Con el partido oficial ocurre exactamente lo mismo que con la situación que describe una famosa expresión dominicana que reza: ¨¨ha dejado ver hasta el refajo¨¨
Pues el PRM parece que no puede soportar la tentación de no digerir la transparencia, como hijo fiel de la partidocracia, ya que no tolera que los que llegan a esa organización practiquen los que prometieron durante los tiempos de campaña electoral.
Durante la conformación de un bloque de oposición fueron muchas las personalidades que aceptaron ser parte del PRM porque ya no soportaban el comportamiento del Partido de la Liberación Dominicana (PLD) en la dirección y control del Estado.

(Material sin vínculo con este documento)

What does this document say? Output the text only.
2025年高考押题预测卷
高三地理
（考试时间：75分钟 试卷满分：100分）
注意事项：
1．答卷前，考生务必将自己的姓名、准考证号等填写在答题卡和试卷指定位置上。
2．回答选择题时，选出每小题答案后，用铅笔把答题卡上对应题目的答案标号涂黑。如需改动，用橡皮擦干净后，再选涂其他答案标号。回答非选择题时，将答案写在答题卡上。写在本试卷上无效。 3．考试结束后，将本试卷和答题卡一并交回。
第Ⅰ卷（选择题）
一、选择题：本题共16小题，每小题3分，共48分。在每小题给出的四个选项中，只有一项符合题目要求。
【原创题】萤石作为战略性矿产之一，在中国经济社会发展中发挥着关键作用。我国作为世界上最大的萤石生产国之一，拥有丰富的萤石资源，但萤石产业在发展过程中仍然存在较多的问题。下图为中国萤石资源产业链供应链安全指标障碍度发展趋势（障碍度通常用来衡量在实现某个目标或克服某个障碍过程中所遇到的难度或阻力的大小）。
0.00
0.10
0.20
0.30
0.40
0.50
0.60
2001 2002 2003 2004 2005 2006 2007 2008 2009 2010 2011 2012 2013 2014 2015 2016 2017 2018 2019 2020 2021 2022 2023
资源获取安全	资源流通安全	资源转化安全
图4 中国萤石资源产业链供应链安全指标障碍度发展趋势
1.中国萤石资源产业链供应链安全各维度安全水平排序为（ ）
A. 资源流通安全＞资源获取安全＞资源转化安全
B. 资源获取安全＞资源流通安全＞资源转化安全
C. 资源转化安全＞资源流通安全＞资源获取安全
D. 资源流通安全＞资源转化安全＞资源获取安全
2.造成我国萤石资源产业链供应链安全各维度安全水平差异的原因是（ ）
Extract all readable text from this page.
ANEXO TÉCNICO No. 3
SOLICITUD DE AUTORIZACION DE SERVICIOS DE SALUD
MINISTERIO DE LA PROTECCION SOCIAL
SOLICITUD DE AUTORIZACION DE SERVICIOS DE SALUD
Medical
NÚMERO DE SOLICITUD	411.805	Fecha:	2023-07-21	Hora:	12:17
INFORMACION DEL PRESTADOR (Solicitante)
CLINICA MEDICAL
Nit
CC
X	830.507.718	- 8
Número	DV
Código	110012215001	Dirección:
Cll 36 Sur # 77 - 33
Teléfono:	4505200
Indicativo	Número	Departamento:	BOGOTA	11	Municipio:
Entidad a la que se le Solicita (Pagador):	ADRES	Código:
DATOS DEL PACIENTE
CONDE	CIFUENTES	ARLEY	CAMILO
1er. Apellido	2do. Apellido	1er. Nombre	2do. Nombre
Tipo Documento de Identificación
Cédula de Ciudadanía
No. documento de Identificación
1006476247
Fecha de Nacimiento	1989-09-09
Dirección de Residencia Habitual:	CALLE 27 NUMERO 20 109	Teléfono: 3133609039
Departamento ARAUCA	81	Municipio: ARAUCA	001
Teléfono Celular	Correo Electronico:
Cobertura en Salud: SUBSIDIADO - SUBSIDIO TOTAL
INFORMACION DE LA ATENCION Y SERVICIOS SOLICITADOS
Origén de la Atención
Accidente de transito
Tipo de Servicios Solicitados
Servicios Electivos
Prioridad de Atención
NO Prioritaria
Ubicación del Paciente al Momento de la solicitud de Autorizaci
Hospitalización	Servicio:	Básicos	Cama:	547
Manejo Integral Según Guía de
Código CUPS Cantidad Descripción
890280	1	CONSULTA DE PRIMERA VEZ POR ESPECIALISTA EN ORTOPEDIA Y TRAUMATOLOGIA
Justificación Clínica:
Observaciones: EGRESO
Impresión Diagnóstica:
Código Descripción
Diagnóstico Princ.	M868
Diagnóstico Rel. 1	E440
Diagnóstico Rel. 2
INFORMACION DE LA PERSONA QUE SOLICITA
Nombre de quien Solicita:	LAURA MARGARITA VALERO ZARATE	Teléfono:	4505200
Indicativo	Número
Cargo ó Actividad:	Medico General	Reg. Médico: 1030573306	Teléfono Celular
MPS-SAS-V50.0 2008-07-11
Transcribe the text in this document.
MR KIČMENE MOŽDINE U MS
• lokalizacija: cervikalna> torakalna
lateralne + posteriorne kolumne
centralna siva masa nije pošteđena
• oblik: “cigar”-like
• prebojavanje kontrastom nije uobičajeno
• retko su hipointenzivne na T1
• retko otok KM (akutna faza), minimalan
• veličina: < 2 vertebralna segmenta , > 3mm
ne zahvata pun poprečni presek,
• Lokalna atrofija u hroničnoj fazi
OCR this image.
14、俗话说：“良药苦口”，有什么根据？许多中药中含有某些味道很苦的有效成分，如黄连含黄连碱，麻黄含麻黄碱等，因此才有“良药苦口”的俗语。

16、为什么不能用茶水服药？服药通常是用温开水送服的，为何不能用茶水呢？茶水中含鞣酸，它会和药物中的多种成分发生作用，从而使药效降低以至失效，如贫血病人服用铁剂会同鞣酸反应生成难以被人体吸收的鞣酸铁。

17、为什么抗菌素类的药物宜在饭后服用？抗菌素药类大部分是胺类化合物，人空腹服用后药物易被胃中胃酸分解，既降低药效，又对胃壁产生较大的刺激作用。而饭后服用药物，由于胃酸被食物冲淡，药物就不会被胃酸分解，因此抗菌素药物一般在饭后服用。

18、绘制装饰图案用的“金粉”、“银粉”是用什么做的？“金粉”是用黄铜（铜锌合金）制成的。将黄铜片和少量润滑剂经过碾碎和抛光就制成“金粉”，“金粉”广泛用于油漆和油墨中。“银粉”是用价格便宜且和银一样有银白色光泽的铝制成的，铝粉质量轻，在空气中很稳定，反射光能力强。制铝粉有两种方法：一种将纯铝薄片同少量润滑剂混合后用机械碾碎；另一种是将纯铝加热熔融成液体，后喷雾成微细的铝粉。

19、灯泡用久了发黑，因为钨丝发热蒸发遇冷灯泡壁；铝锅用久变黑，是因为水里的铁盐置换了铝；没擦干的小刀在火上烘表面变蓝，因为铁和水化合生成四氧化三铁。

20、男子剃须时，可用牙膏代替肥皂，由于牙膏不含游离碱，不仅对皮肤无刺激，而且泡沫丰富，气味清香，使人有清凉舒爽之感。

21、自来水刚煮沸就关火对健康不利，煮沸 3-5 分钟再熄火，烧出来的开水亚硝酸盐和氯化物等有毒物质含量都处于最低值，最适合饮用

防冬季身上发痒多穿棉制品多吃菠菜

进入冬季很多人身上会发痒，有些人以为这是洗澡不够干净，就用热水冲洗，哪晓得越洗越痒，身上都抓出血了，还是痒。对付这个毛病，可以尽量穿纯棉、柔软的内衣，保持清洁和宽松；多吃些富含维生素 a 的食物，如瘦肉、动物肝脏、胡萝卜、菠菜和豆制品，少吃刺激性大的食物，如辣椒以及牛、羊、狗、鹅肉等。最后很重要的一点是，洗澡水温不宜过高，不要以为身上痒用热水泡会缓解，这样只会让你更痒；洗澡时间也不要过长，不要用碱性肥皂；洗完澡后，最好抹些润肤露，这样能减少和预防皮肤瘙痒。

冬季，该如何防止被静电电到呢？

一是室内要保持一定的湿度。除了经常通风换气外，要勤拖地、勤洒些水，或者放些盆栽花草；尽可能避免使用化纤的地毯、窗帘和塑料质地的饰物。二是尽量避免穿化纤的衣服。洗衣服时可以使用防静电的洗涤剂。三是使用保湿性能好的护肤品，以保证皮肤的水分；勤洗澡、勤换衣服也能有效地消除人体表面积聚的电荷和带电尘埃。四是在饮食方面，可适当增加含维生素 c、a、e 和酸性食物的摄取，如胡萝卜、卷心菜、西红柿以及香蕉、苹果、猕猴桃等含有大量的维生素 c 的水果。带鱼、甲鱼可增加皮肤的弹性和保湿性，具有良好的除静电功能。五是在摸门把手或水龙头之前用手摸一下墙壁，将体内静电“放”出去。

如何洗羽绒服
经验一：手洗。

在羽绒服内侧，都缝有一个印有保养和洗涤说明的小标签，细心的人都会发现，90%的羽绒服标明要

Pero olvidaron que esa conducta es propia de todos los partidos que ven la política como un instrumento para hacer todo lo que no se debe hacer en esta actividad vital para mejorar las condiciones de vida de la nación.
Y el PRM no es la excepción, cuyos primeros síntomas de su enfermedad se observaron en el año 2016 y de igual modo en el 2020 tras presentar candidaturas a los diferentes cargos electivos y en ese proceso hizo tantas travesuras en contra de sus propios aliados que no dejó dudas de que era enemigo de los que procuraban transparencia y un cambio auténtico para bien de la sociedad.
Entre las personalidades que apoyaron la iniciativa del PRM estaba Miguel Ceara Hatton, quien posteriormente ingresó como miembro y dirigente del mismo y cuya imagen de buen técnico y con mucha integridad, como el que más, nadie ponía en duda en el país y lo que en consecuencia beneficiaba los propósitos del ahora partido oficial.
Su profesión de economista y en función de su formación fue al Gobierno de Luis Abinader a ocupar una posición acorde con su especialidad, pero siempre iba a tener la limitante del virus que prevalece en el PRM de que ellos consideran que el Estado es sólo para sus dirigentes y miembros, a pesar de que este académico ya lo es, aunque con perfiles diferentes a los que regularmente militan en esta entidad, y para nadie más, lo cual no es extraño a ninguna de las organizaciones de este tipo que interactúan en el escenario nacional.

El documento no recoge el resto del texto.